Selasa, 11 Oktober 2016

PAGELARAN WAYANG KULIT RAMAIKAN PERAYAAN GORO SURO

Senin Pon malam Selasa Wage (10/10) terasa menjadi milik warga Desa Sinprendeng, Kecamatan Kajen, Kabupaten Pekalongan. Jika dihampir semua tempat turun hujan, namun tidak di wilayah itu. Karena akan tampak beda kondisinya jika hujan turun disaat ada pagelaran wayang kulit yang ditonton oleh ratusan warga Kajen dan sekitarnya.

Dengan dalang Ki Tantut Sutanto dari Klaten, wayang kulit ini mengambil lakon Wiroto Parwo. Sindennya pun tak main-main, ada 6  sinden yang berunjuk kemampuan dimalam itu. Wayang kulit ini digelar oleh Paguyuban Kapribaden Kabupaten Pekalongan untuk menghibur warga setempat dalam rangka Perayaan Goro Suro 1950 Jw.

Acara yang dimulai pukul 20.30 ini diawali dengan sambutan ketua Paguyuban Kapribaden Kabupaten Pekalongan Soenarjo, dan dilanjutkan dengan sambutan ketua Paguyuban Kapribaden Provinsi Jawa Tengah Daniel Riyanto. Sambutan berikutnya dari Bupati Pekalongan Asip Kholbihi. Dalam sambutannya, beliau menyambut baik acara ini, sebagai wujud pelestarian budaya jawa dan sekaligus menjadi sarana untuk menyatukan warga.

Tiba saatnya acara inti malam itu, yaitu acara ritual yang dilaksanakan tepat pada pukul 12 malam. Gelar wayang kulit pun diskors beberapa menit untuk ritual ini. Didahului dengan pembacaan sejarah 1 Suro oleh Paranporo Paguyuban Kapribaden Kabupaten Pekalongan, Sabdono. Kemudian dilanjutkan dengan sambutan Kepala Dinas Kebudayaan dan Pariwisata Provinsi Jawa Tengah yang diwakili Kasi Nilai Budaya, Eny Haryanti.

Dilanjutkan dengan Hastungkara (berdoa) bersama, disusul dengan rebutan tumpeng dan gunungan hasil bumi oleh para warga.
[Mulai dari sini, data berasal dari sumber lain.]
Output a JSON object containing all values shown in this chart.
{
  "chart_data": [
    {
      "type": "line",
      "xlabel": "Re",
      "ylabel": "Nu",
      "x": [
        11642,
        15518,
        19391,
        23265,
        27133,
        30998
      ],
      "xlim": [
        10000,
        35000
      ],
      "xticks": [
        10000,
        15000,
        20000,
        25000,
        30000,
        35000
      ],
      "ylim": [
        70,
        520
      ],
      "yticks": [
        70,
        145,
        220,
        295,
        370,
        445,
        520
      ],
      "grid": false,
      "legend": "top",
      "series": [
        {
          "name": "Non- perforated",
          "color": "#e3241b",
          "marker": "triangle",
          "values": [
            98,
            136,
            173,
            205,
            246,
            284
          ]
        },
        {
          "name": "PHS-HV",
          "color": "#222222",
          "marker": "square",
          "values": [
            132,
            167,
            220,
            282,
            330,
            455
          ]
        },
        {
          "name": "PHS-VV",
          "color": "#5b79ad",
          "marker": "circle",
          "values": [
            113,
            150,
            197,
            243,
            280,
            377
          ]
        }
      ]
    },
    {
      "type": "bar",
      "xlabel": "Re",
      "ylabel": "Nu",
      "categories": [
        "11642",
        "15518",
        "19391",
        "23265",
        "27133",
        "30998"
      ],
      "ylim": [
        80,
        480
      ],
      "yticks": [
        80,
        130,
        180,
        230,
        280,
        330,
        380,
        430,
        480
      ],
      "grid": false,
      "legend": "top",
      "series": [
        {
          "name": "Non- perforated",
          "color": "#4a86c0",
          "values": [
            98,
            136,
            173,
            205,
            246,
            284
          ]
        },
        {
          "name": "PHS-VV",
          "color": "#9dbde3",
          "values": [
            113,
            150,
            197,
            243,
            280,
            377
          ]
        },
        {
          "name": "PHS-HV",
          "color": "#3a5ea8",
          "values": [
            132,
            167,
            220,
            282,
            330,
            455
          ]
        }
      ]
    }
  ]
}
Diyakini hasil rebutan tumpeng dan hasil bumi ini akan memberikan berkah serta manfaat untuk mengawali tahun baru jawa ini dengan harapan berkelanjutan di hari-hari yang akan datang.

Acara ini juga dihadiri oleh perwakilan dari paguyuban atau organisasi Kepercayaan Terhadap Tuhan Yang Maha Esa di wilayah Pekalongan, diantaranya dari Kawruh Jawa Jawata, Budi Luhur, Tri Tunggal Bayu, Pambuka Jiwa, dan Sapta Darma.